Notaras also advises startups to have insurance companies pay for proof of concepts, noting that carriers already deploy resources when launching pilots to begin with.
“Startups have to pitch something so compelling that [carriers] will push something off their desk to develop it,” said Notaras, adding that depending on the insurtechs’ point of entry, ideas could get lost in the shuffle. This places greater emphasis on selling a product idea to the right person.
In a separate session, panelists acknowledged that getting in the door can be an area of frustration for startups dealing with insurance companies.
To combat this, AmTrust Financial Services has created an innovation group within its company to keep newcomers from guessing what business unit to contact, according to Christopher Longo, chief operating officer of the commercial insurer.
Meanwhile, Zurich North America advises startups to make clear what they can offer the company, says Girish Rao, the carrier’s AVP of IT. The software or platform being deployed must also live within the larger ecosystem of the carrier.
“Note that a startup could also be proposing something for claims that is a better fit in distribution,” Rao added.
To that point, Sharon Ashton, SVP of commercial automobile and underwriting platform manager at Chubb Insurance, continues, “If you come in through the operations door, pitch products that will help us be more efficient in the back office. In underwriting, understand profitability matters most. So products should help us price accounts better or prevent losses.”

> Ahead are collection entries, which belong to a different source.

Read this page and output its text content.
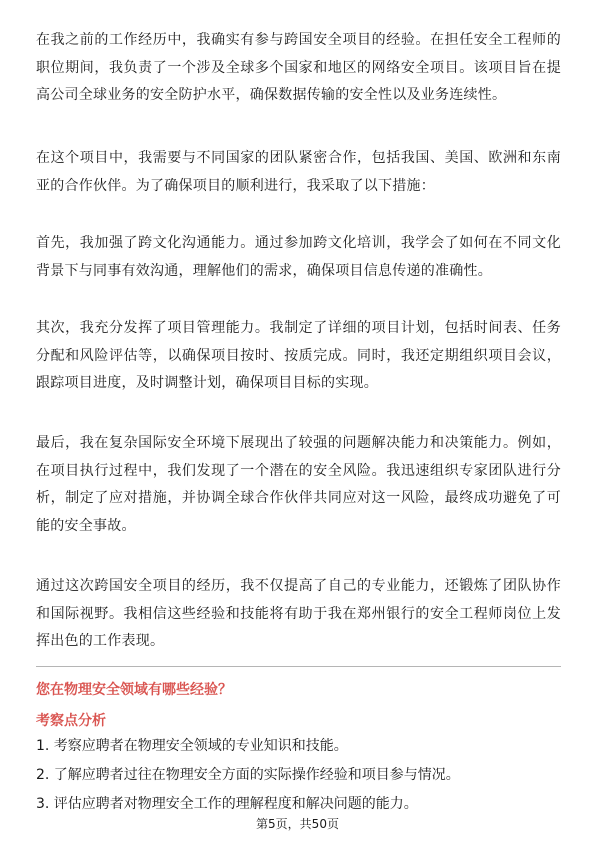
在我之前的工作经历中，我确实有参与跨国安全项目的经验。在担任安全工程师的职位期间，我负责了一个涉及全球多个国家和地区的网络安全项目。该项目旨在提高公司全球业务的安全防护水平，确保数据传输的安全性以及业务连续性。

在这个项目中，我需要与不同国家的团队紧密合作，包括我国、美国、欧洲和东南亚的合作伙伴。为了确保项目的顺利进行，我采取了以下措施：

首先，我加强了跨文化沟通能力。通过参加跨文化培训，我学会了如何在不同文化背景下与同事有效沟通，理解他们的需求，确保项目信息传递的准确性。

其次，我充分发挥了项目管理能力。我制定了详细的项目计划，包括时间表、任务分配和风险评估等，以确保项目按时、按质完成。同时，我还定期组织项目会议，跟踪项目进度，及时调整计划，确保项目目标的实现。

最后，我在复杂国际安全环境下展现出了较强的问题解决能力和决策能力。例如，在项目执行过程中，我们发现了一个潜在的安全风险。我迅速组织专家团队进行分析，制定了应对措施，并协调全球合作伙伴共同应对这一风险，最终成功避免了可能的安全事故。

通过这次跨国安全项目的经历，我不仅提高了自己的专业能力，还锻炼了团队协作和国际视野。我相信这些经验和技能将有助于我在郑州银行的安全工程师岗位上发挥出色的工作表现。

您在物理安全领域有哪些经验？

考察点分析

1. 考察应聘者在物理安全领域的专业知识和技能。

2. 了解应聘者过往在物理安全方面的实际操作经验和项目参与情况。

3. 评估应聘者对物理安全工作的理解程度和解决问题的能力。

第5页，共50页
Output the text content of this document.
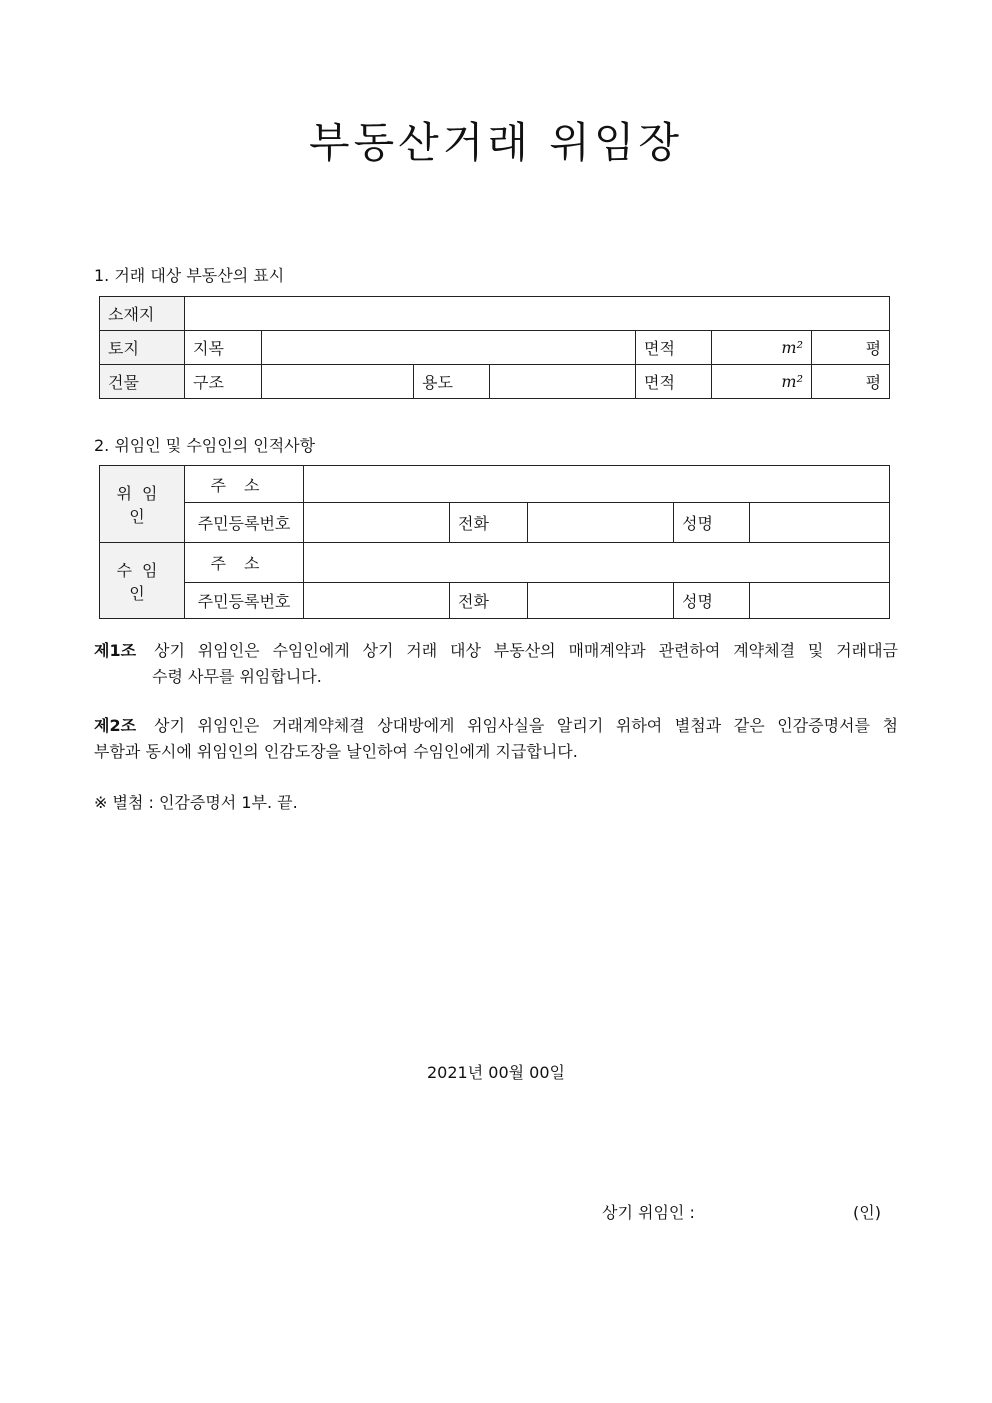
부동산거래 위임장
1. 거래 대상 부동산의 표시
소재지							
토지	지목				면적	m²	평
건물	구조		용도		면적	m²	평
2. 위임인 및 수임인의 인적사항
위임인	주소					
	주민등록번호		전화		성명	
수임인	주소					
	주민등록번호		전화		성명	
제1조 상기 위임인은 수임인에게 상기 거래 대상 부동산의 매매계약과 관련하여 계약체결 및 거래대금
수령 사무를 위임합니다.
제2조 상기 위임인은 거래계약체결 상대방에게 위임사실을 알리기 위하여 별첨과 같은 인감증명서를 첨
부함과 동시에 위임인의 인감도장을 날인하여 수임인에게 지급합니다.
※ 별첨 : 인감증명서 1부. 끝.
2021년 00월 00일
상기 위임인 :	(인)
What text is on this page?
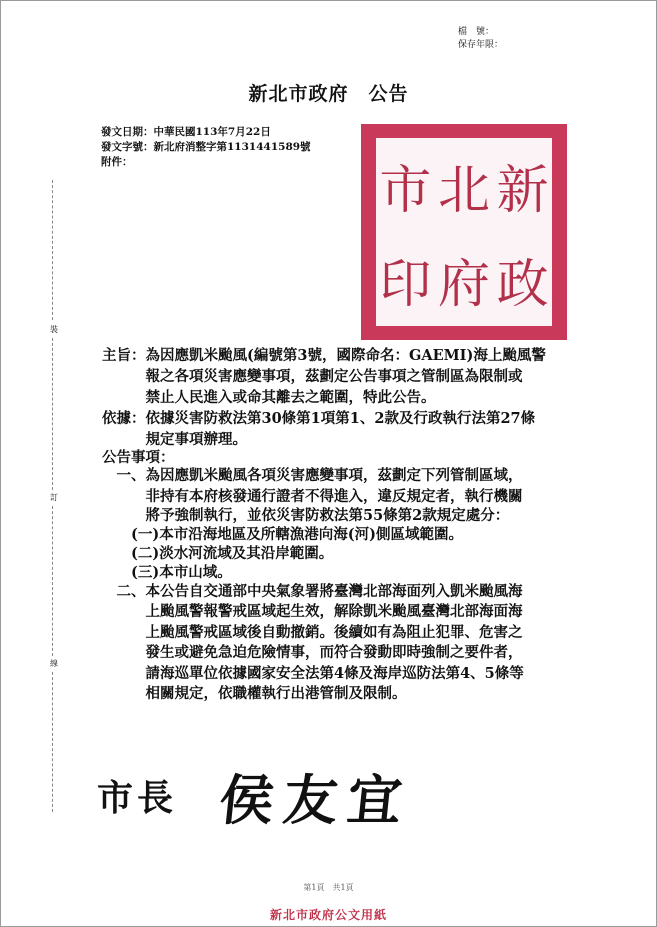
檔　號：
保存年限：
新北市政府　公告
發文日期：中華民國113年7月22日
發文字號：新北府消整字第1131441589號
附件：	市 北 新
印 府 政
裝
訂
線
主旨：為因應凱米颱風(編號第3號，國際命名：GAEMI)海上颱風警
　　　報之各項災害應變事項，茲劃定公告事項之管制區為限制或
　　　禁止人民進入或命其離去之範圍，特此公告。
依據：依據災害防救法第30條第1項第1、2款及行政執行法第27條
　　　規定事項辦理。
公告事項：
　一、為因應凱米颱風各項災害應變事項，茲劃定下列管制區域，
　　　非持有本府核發通行證者不得進入，違反規定者，執行機關
　　　將予強制執行，並依災害防救法第55條第2款規定處分：
　　(一)本市沿海地區及所轄漁港向海(河)側區域範圍。
　　(二)淡水河流域及其沿岸範圍。
　　(三)本市山域。
　二、本公告自交通部中央氣象署將臺灣北部海面列入凱米颱風海
　　　上颱風警報警戒區域起生效，解除凱米颱風臺灣北部海面海
　　　上颱風警戒區域後自動撤銷。後續如有為阻止犯罪、危害之
　　　發生或避免急迫危險情事，而符合發動即時強制之要件者，
　　　請海巡單位依據國家安全法第4條及海岸巡防法第4、5條等
　　　相關規定，依職權執行出港管制及限制。
市長 侯友宜
第1頁　共1頁
新北市政府公文用紙
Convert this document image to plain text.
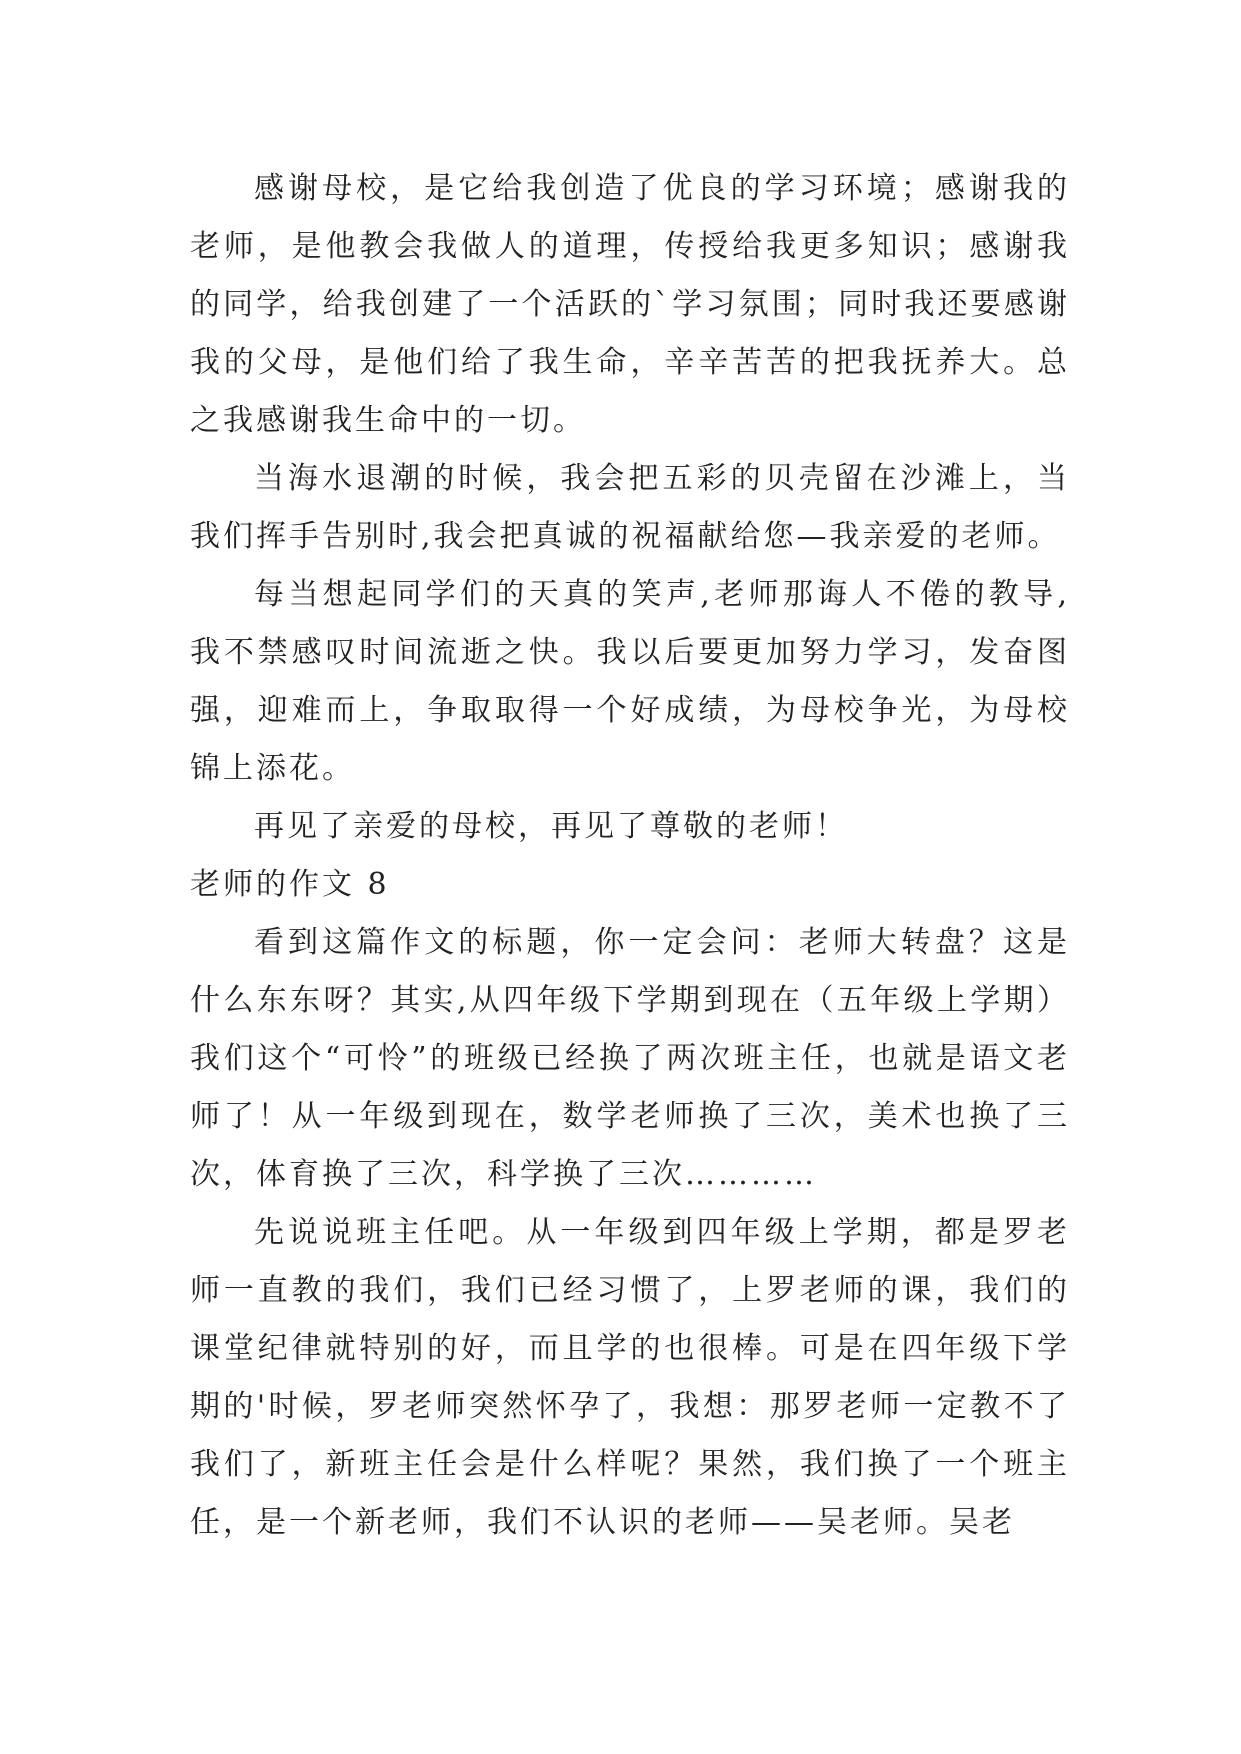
感谢母校，是它给我创造了优良的学习环境；感谢我的老师，是他教会我做人的道理，传授给我更多知识；感谢我的同学，给我创建了一个活跃的`学习氛围；同时我还要感谢我的父母，是他们给了我生命，辛辛苦苦的把我抚养大。总之我感谢我生命中的一切。

当海水退潮的时候，我会把五彩的贝壳留在沙滩上，当我们挥手告别时,我会把真诚的祝福献给您—我亲爱的老师。

每当想起同学们的天真的笑声,老师那诲人不倦的教导,我不禁感叹时间流逝之快。我以后要更加努力学习，发奋图强，迎难而上，争取取得一个好成绩，为母校争光，为母校锦上添花。

再见了亲爱的母校，再见了尊敬的老师！

老师的作文 8

看到这篇作文的标题，你一定会问：老师大转盘？这是什么东东呀？其实,从四年级下学期到现在（五年级上学期）我们这个“可怜”的班级已经换了两次班主任，也就是语文老师了！从一年级到现在，数学老师换了三次，美术也换了三次，体育换了三次，科学换了三次…………

先说说班主任吧。从一年级到四年级上学期，都是罗老师一直教的我们，我们已经习惯了，上罗老师的课，我们的课堂纪律就特别的好，而且学的也很棒。可是在四年级下学期的'时候，罗老师突然怀孕了，我想：那罗老师一定教不了我们了，新班主任会是什么样呢？果然，我们换了一个班主任，是一个新老师，我们不认识的老师——吴老师。吴老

Finally, panelists say carriers’ delayed timelines in testing and developing pilots is another issue for startups to cope with.
“We put a lot of pressure on proof of concepts,” said Longo, conceding that some can be too expensive to commit to. “Proof of concepts should build value up, not have the organization take on much risk.”
Just as important as failing fast is documenting results of each pilot, says Rao.
“A great solution may come to your table. The time may not be right, but it could be at a future state.”